Last week, Sen. John McCain R-Ariz. denounced Sen. Rand Paul R-Ky. on the Senate floor after he spent nearly 13 hours protesting the Obama administration’s drone program. The U.S. Senator from Arizona, now in his twenty-sixth year of office, was unable to contain his dripping disdain usually reserved for his Democratic colleagues.
But McCain and Paul have never been friends, frequently clashing on major issues before the Senate, especially in 2011, when Paul took to the floor to protest one of McCain’s amendments to the Defense Authorization bill.
Paul’s argument was similar to that of his opposition of the executive power to authorize drone strikes: No executive should ever have the power to detain an American citizen without due process. “Now we’re saying that someone accused of a crime could be taken from America’s soil … and taken to Guantanamo Bay,” Paul said.
Paul added that if Americans are denied the right to due process under law then Congress was eroding the very foundations of American principals.
“Should we err today and remove some of the most important checks on state power in the name of fighting terrorism, well then the terrorists have won,” Paul added.

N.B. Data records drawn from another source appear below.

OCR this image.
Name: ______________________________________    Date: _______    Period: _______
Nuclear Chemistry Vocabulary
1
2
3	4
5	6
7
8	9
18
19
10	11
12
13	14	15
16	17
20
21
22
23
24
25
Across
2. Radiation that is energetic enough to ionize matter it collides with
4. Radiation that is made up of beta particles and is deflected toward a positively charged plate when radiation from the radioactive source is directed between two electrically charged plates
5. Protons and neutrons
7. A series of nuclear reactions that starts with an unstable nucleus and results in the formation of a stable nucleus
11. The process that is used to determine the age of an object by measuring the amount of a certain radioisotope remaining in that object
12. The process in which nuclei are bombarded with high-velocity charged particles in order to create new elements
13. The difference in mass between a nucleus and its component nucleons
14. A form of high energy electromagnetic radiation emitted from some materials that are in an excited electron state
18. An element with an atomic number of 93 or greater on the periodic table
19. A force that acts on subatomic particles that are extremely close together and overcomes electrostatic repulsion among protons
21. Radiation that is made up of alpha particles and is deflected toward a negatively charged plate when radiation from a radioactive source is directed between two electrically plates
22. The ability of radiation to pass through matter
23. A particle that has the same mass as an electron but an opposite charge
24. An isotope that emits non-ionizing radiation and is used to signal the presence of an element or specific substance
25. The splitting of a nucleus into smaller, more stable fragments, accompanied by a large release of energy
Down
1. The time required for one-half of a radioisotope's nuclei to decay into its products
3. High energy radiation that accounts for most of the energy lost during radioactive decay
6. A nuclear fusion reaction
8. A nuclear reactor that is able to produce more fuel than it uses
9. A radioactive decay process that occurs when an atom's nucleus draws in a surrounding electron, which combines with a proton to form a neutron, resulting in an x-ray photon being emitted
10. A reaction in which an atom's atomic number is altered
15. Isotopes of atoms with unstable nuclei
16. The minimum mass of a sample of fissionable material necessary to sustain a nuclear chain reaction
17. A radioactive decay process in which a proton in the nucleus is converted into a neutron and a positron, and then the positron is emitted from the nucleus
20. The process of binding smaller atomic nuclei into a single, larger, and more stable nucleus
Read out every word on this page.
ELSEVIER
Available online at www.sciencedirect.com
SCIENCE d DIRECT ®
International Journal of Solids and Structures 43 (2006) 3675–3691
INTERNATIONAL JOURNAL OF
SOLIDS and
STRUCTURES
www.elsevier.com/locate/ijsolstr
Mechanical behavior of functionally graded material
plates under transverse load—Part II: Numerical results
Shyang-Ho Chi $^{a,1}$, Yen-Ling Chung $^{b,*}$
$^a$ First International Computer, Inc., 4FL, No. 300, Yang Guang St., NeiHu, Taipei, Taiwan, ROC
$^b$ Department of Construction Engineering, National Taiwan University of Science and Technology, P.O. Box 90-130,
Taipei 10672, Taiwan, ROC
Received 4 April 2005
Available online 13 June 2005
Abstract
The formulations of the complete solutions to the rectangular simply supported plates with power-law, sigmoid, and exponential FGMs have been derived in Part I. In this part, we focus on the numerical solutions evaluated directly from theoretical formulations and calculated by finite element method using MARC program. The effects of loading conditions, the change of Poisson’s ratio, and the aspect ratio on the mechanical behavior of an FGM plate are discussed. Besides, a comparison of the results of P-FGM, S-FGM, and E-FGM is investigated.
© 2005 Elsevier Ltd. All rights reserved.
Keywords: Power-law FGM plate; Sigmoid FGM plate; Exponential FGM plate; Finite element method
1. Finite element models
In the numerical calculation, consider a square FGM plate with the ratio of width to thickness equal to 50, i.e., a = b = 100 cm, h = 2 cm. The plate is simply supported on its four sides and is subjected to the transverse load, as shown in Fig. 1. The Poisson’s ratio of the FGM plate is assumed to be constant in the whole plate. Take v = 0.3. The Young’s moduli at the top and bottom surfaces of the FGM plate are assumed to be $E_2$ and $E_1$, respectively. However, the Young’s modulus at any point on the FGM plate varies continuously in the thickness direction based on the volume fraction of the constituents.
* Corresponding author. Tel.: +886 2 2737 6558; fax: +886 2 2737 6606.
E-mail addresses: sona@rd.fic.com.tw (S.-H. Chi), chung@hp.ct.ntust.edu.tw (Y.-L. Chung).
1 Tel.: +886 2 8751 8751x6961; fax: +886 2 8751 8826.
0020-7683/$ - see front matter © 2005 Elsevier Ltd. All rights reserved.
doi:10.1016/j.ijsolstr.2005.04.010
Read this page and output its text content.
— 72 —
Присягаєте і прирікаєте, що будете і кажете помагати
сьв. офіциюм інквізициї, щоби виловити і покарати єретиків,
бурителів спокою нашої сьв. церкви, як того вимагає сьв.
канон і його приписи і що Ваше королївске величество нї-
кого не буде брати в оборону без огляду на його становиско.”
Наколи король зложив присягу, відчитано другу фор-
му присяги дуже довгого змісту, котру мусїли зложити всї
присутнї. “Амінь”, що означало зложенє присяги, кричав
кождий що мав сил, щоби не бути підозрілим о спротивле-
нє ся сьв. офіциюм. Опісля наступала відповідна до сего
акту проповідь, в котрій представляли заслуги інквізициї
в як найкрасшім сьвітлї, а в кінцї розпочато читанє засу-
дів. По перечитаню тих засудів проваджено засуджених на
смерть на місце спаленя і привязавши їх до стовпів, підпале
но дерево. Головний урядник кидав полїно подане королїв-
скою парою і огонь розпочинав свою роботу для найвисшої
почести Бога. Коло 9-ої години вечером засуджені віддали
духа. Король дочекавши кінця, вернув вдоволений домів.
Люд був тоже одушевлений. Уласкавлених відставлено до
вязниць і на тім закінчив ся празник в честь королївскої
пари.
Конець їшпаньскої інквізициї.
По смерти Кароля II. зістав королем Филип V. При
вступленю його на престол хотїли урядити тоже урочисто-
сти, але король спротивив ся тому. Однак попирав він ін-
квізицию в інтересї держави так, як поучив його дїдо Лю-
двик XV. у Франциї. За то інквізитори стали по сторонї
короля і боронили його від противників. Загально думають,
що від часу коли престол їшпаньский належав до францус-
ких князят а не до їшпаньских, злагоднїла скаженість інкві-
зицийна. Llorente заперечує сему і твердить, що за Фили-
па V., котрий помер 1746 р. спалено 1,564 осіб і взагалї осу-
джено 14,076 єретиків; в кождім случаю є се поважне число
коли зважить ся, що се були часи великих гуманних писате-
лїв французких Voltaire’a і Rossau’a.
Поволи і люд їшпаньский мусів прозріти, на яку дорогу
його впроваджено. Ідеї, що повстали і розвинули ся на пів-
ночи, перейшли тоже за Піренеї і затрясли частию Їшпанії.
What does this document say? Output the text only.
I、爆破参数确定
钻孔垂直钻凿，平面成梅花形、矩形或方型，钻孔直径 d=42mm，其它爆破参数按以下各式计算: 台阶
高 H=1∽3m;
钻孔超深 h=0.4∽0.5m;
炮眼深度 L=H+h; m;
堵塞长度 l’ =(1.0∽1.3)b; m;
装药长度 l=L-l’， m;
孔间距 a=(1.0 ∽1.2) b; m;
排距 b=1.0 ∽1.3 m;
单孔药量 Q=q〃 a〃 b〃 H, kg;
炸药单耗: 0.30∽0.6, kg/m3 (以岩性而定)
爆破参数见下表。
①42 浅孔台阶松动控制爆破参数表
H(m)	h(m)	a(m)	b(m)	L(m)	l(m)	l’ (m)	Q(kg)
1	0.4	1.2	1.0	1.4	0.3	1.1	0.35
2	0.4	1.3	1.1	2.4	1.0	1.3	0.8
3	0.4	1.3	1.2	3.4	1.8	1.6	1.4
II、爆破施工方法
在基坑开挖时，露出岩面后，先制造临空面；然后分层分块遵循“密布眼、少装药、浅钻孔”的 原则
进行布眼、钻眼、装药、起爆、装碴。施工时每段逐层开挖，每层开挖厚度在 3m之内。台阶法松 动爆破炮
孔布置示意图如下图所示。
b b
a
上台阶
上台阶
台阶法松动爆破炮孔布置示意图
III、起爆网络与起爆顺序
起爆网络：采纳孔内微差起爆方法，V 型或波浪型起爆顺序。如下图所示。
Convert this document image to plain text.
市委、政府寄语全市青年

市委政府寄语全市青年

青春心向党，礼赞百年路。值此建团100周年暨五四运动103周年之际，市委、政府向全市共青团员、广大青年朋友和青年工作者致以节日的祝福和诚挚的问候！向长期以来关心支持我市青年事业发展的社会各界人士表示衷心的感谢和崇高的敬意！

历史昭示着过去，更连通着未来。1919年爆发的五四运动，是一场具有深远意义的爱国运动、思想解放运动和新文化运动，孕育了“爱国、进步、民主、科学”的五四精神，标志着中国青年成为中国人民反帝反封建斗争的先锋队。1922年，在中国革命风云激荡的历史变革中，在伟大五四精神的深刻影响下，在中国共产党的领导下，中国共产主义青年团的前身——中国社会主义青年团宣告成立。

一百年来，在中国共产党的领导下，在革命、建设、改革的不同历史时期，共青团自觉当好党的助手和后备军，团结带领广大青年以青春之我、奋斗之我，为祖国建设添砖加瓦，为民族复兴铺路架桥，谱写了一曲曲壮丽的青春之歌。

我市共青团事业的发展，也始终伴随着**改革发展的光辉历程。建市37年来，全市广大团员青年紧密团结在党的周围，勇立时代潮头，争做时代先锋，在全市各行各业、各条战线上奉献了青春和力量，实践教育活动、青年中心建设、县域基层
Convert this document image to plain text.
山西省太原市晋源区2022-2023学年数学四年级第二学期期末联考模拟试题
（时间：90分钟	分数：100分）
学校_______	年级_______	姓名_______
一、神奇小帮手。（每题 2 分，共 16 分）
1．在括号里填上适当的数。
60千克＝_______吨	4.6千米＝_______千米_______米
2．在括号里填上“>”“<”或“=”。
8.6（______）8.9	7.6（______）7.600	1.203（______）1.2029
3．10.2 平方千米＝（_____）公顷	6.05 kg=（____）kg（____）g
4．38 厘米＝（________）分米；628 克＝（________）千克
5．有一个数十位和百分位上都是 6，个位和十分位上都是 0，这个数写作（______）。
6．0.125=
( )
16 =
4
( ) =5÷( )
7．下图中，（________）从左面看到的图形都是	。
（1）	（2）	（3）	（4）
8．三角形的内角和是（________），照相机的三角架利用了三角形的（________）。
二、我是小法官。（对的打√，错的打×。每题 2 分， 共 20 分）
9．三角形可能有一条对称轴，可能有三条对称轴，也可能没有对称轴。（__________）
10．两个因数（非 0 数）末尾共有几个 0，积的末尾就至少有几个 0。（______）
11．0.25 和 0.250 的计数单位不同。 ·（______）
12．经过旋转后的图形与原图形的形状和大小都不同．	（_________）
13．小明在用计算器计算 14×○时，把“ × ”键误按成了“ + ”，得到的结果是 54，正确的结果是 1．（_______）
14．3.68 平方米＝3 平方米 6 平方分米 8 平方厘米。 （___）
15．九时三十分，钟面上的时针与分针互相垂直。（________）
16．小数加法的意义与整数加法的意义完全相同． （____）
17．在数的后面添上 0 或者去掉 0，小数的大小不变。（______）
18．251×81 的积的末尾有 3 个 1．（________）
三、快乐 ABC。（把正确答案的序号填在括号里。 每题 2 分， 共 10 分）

McCain reportedly hurried to the floor to defend his amendment against Paul’s insurrection. In response, McCain insisted that “facts were stubborn things,” frequently citing a report showing that 27 percent of released enemy combatants were returning to target Americans.
The senior senator forgot to turn off his cell phone, which rang from his pocket on the Senate floor as he criticized Paul’s argument.
“When they are enemy combatants, then they are subject to the rules and laws of war,” McCain stated finally.